We agreed that HBC and Hellenic would merge and I would run the joint company. We would have to move the stock listing to Greece, otherwise it would be seen as a sale rather than a merger, and the Leventis family would be subject to heavy taxes. The merger was completed in August 2000, creating a new company called Coca-Cola Hellenic Bottling Co., one of the largest Coke bottlers in the world. The Leventis family received about 23 percent of the stock in the new company. Coca-Cola still owns 24 percent of CCHBC. Sadly, Andrew David died shortly after the merger. His brother, George, who took over as chairman, felt that I had out-negotiated Andrew. I don’t believe I had, but George and I were never close.
The other piece of the European consolidation puzzle was Coca-Cola Enterprises, the Atlanta-based bottler which owned the franchise in Great Britain. Early in the life of CCHBC, I met with Summerfield Johnson, then CEO of Coca-Cola Enterprises, at Andrew David’s flat in London and we held a long discussion. Summerfield seemed interested in some sort of merger but later phoned me to say the timing was not right. The deal was never consummated.
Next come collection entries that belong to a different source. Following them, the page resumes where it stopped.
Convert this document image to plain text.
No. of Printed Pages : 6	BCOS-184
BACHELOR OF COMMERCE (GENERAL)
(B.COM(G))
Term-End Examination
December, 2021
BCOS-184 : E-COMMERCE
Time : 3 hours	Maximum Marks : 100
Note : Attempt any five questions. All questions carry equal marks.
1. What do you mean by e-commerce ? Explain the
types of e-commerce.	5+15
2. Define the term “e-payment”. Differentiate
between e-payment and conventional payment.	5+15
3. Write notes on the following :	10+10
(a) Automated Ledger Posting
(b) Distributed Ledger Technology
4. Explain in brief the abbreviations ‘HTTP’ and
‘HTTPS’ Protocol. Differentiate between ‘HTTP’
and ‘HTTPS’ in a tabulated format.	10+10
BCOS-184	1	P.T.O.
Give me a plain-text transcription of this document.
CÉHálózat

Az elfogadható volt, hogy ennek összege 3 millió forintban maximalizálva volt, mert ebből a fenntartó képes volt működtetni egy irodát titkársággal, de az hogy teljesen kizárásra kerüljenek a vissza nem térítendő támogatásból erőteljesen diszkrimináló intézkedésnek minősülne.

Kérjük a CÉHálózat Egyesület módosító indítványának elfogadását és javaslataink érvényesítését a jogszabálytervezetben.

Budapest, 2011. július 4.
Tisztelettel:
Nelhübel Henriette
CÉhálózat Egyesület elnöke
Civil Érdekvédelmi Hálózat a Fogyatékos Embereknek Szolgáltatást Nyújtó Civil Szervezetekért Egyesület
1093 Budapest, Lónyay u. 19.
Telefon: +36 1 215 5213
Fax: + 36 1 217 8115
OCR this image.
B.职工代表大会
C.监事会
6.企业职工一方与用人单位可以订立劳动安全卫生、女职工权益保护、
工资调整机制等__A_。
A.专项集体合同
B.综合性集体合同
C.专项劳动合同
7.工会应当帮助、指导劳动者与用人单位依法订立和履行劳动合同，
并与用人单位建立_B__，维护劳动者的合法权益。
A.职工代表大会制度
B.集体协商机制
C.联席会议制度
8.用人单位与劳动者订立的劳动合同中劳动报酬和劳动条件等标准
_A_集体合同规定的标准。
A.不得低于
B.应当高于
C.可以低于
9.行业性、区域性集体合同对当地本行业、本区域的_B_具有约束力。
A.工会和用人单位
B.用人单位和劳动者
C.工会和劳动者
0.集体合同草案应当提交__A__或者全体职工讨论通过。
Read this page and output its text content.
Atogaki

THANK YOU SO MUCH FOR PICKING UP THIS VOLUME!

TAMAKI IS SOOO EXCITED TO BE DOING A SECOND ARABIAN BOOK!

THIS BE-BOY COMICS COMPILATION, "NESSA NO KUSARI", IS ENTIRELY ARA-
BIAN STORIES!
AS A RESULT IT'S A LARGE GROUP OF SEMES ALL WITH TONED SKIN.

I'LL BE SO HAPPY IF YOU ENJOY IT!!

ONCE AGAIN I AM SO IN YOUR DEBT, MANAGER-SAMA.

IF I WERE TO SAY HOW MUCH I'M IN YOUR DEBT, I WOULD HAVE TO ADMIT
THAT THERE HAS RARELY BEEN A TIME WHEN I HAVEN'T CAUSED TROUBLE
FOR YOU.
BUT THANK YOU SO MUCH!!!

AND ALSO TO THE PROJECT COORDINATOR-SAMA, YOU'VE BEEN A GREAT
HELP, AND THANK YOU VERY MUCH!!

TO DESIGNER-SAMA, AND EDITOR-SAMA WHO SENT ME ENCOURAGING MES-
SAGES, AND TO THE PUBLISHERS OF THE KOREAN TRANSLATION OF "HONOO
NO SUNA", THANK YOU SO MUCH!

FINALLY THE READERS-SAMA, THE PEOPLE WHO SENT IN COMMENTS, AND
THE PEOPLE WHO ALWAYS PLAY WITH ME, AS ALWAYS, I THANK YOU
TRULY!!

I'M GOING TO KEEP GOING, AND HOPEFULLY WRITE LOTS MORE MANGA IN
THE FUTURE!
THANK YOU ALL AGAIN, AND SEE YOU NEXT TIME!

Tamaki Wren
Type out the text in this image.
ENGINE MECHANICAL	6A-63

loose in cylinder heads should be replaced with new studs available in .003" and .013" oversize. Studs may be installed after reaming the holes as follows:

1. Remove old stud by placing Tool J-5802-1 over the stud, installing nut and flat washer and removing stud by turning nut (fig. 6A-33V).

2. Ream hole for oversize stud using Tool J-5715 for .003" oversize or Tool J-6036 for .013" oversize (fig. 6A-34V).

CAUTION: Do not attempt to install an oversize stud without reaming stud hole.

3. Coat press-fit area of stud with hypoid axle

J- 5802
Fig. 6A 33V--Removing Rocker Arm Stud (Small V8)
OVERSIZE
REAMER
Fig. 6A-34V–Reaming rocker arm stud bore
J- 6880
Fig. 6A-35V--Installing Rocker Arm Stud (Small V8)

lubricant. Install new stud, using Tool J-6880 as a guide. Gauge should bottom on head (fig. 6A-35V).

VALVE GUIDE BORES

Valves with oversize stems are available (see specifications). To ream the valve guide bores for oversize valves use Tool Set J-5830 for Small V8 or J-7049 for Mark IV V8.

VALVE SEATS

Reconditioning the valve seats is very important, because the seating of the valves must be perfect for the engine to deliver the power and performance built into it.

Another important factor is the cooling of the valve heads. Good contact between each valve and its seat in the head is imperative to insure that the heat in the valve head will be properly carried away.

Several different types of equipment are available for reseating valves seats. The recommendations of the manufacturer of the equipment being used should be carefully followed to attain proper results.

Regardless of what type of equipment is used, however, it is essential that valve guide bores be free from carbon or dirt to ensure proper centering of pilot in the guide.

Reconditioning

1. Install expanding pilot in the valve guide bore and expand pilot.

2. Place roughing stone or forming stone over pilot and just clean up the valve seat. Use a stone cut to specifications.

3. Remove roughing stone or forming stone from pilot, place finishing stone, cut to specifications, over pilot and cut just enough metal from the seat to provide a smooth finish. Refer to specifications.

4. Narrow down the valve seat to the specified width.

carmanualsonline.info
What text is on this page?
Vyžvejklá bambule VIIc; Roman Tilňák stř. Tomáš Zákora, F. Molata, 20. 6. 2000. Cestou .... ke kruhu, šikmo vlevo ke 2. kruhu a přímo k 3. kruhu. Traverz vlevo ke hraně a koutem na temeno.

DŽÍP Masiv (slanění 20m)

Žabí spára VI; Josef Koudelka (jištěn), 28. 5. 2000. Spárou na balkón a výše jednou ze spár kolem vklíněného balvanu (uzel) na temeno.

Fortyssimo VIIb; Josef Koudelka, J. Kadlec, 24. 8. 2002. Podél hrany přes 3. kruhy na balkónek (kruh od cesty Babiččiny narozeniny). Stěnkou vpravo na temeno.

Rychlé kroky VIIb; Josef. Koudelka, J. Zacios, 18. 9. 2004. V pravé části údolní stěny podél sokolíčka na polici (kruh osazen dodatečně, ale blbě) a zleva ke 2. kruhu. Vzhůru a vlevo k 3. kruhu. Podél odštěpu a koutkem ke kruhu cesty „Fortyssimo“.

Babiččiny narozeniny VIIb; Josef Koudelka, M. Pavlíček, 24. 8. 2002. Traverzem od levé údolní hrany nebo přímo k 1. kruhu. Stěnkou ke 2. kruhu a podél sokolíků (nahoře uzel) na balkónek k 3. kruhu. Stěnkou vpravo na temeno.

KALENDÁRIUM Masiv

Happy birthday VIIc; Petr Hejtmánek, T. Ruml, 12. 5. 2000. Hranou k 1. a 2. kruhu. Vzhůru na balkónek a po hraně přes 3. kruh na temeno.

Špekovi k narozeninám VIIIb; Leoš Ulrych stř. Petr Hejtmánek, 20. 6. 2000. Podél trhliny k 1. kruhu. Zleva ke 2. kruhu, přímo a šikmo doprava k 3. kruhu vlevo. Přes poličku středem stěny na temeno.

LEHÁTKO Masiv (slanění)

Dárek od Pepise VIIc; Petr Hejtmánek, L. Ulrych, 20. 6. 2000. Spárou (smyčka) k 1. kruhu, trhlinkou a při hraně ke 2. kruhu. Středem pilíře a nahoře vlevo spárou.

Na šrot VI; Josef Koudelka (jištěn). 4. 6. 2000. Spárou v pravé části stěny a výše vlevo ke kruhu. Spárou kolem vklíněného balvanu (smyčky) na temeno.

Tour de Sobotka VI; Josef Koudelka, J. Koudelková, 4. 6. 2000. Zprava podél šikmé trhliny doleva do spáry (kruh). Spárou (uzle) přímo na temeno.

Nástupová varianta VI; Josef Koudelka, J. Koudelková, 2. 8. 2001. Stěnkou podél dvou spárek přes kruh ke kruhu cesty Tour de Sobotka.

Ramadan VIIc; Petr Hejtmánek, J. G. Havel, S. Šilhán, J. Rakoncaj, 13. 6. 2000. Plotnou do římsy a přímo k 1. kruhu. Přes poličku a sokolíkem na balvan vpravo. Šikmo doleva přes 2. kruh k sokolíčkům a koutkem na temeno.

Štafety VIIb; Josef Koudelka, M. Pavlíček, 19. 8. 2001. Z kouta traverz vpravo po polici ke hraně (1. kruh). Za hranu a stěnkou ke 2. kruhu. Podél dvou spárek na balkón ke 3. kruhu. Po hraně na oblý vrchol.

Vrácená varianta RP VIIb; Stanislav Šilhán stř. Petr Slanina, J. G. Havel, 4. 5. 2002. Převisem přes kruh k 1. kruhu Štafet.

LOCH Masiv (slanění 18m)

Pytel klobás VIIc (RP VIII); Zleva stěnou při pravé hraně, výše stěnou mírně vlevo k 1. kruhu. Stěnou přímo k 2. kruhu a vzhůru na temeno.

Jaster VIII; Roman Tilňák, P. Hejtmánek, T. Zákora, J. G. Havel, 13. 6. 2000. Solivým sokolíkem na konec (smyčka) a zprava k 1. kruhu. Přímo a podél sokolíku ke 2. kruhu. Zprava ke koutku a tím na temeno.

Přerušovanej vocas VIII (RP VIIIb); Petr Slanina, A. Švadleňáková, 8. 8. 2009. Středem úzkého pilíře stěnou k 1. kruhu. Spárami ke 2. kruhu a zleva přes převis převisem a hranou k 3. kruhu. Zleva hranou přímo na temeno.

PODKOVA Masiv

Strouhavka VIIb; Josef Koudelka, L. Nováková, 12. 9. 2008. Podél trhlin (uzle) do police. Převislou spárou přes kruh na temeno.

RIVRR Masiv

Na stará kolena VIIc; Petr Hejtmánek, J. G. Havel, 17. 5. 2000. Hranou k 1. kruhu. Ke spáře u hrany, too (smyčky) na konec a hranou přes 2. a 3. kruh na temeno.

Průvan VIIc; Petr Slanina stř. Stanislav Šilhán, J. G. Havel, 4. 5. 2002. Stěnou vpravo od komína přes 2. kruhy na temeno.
Hungary was one particularly tough challenge, where a price war raged between Coke and Pepsi. Each time Pepsi dropped prices, the Hungarian bottler felt compelled to match it; a game of chicken. My experience in the Philippines kicked in and I assured the Hungarian management that Pepsi was hurting as badly as Coke was and that Pepsi was lowering prices only with the help of an unsustainable subsidy from the parent company. “We’re going to lead a price increase,” I told the Hungarians. We raised prices and Coke sales were down for about three weeks before Pepsi followed suit and matched the increase. It was a nervous three weeks for me.